Matières premières : entre tension et opportunités
L’indice des prix alimentaires publié par la FAO reste en hausse de près de 7 % sur un an, tiré par la viande, les huiles et le sucre. Les politiques de biocarburants accentuent cette pression, réduisant l’offre disponible pour l’alimentation. Ces tensions alimentent l’inflation dans les pays importateurs, mais ouvrent aussi des perspectives d’investissement dans l’agritech (semences résistantes, irrigation intelligente), la logistique et les assurances climatiques.
Sur le front des minerais critiques, le déséquilibre s’installe. La transition énergétique impose une demande accélérée, tandis que les délais d’ouverture de nouvelles mines ralentissent l’offre. Les prix du cuivre et du lithium s’envolent, renforçant l’intérêt pour le recyclage des batteries et les solutions de circularité.
Crises et politiques monétaires
Les crises géopolitiques (du Moyen-Orient à l’Europe de l’Est) ravivent la volatilité des marchés de l’énergie. L’Union européenne reste exposée à toute flambée des prix du gaz ou du pétrole, ce qui complique le travail d’une Banque centrale européenne déjà contrainte de maintenir des taux élevés face à une inflation sous-jacente persistante.
Aux États-Unis, la Fed adopte la même prudence. Résultat : le coût du capital restera élevé dans les prochains trimestres, pénalisant les entreprises très endettées, mais soutenant les actifs de qualité et les obligations à court terme.

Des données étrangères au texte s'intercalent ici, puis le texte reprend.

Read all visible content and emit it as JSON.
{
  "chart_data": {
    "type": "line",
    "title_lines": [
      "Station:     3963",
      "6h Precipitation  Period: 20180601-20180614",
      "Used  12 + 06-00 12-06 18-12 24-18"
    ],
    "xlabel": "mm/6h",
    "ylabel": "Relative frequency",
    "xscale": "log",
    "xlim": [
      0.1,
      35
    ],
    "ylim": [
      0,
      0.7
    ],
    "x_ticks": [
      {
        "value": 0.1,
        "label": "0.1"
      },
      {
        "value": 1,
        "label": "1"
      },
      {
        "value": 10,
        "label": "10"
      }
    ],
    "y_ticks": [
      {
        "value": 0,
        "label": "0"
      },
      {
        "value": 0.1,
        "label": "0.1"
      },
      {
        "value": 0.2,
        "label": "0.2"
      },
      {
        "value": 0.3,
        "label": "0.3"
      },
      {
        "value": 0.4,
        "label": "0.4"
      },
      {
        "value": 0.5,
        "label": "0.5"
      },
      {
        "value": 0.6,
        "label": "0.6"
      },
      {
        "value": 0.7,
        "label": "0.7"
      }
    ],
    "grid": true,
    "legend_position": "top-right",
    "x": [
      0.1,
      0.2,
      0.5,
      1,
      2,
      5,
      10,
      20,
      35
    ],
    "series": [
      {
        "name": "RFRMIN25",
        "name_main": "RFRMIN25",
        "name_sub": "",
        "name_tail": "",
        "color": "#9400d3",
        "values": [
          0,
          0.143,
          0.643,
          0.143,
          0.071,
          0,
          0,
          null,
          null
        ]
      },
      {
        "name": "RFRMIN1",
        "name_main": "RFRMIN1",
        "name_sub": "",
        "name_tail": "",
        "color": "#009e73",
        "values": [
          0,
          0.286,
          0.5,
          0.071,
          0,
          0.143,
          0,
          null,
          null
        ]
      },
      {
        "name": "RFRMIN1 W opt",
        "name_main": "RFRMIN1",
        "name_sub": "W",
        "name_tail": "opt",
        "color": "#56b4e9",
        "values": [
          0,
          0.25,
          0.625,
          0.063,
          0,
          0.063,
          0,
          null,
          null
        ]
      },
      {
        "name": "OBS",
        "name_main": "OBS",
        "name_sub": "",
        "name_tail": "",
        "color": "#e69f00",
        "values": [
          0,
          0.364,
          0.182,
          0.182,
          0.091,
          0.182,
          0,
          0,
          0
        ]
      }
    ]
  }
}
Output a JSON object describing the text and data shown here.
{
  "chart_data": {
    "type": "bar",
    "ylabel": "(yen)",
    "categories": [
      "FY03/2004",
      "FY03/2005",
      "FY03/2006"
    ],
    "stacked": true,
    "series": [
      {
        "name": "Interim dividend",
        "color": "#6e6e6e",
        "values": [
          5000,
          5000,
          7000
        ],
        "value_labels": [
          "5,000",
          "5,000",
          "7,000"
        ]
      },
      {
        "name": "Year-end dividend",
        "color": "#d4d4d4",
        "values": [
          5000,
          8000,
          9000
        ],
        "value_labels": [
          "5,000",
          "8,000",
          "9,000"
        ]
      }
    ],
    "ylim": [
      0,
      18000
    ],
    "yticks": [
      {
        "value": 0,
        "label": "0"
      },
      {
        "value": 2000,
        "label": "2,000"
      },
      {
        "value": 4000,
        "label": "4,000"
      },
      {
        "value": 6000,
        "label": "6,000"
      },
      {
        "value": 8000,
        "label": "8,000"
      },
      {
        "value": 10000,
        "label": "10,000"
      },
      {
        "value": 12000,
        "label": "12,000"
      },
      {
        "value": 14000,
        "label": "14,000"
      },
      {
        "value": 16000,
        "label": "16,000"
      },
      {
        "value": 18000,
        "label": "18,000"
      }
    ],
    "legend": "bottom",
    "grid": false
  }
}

ESG : un nouveau terrain d’opportunités
La politique européenne en matière d’ESG est sans doute l’un des changements structurels les plus notables de 2025. La généralisation des standards de reporting et du devoir de vigilance accroît la transparence, mais renchérit les coûts de conformité. Pour les investisseurs, ces normes deviennent un outil précieux de sélection. Elles soutiennent l’essor de nouveaux marchés: blockchain de traçabilité, intelligence artificielle appliquée à la conformité, cabinets d’audit spécialisés, obligations vertes indexées sur des objectifs mesurables.
Entre prudence et audace
À l’approche de l’hiver, les investisseurs font face à une équation délicate : une économie mondiale résiliente mais vulnérable aux chocs géopolitiques et climatiques, des taux d’intérêt durablement élevés, et une réglementation ESG qui bouleverse les chaînes de valeur.
Les opportunités ne manquent pourtant pas : recyclage et économie circulaire pour sécuriser l’accès aux métaux, agriculture de précision pour faire face aux aléas climatiques, infrastructures de proximité liées au mouvement de « nearshoring », ou encore finance durable appuyée sur des indicateurs transparents.
La conclusion s’impose : diversifier avec prudence, investir avec sélectivité. L’avenir des marchés se jouera moins sur la recherche d’un rendement rapide que sur la capacité à capter les grandes tendances de long terme, celles qui redessinent déjà l’économie mondiale.
Sources
- Fonds monétaire international (FMI), World Economic Outlook Update, juillet 2025.
- Organisation des Nations unies pour l’alimentation et l’agriculture (FAO), FAO Food Price Index, août 2025.
- Reuters, « World food prices at 2-year high on rising meat and edible oils, FAO », 8 août 2025.
- Agence internationale de l’énergie (AIE/IEA), Global Critical Minerals Outlook 2025, mai 2025.
- The Guardian, « Copper supply to fall 30% short of demand by 2035, says IEA », 21 mai 2025.
- The Wall Street Journal, « Critical Minerals Supply Risks Mount Amid China’s Grip, Export Curbs », 2025.
- Banque centrale européenne (BCE), Compte rendu de politique monétaire, été 2025.
- Federal Reserve (Fed), Minutes of the Federal Open Market Committee, juillet 2025.
- Commission européenne, Corporate Sustainability Reporting Directive (CSRD) et Corporate Sustainability Due Diligence Directive (CSDDD/CS3D), textes consolidés 2025.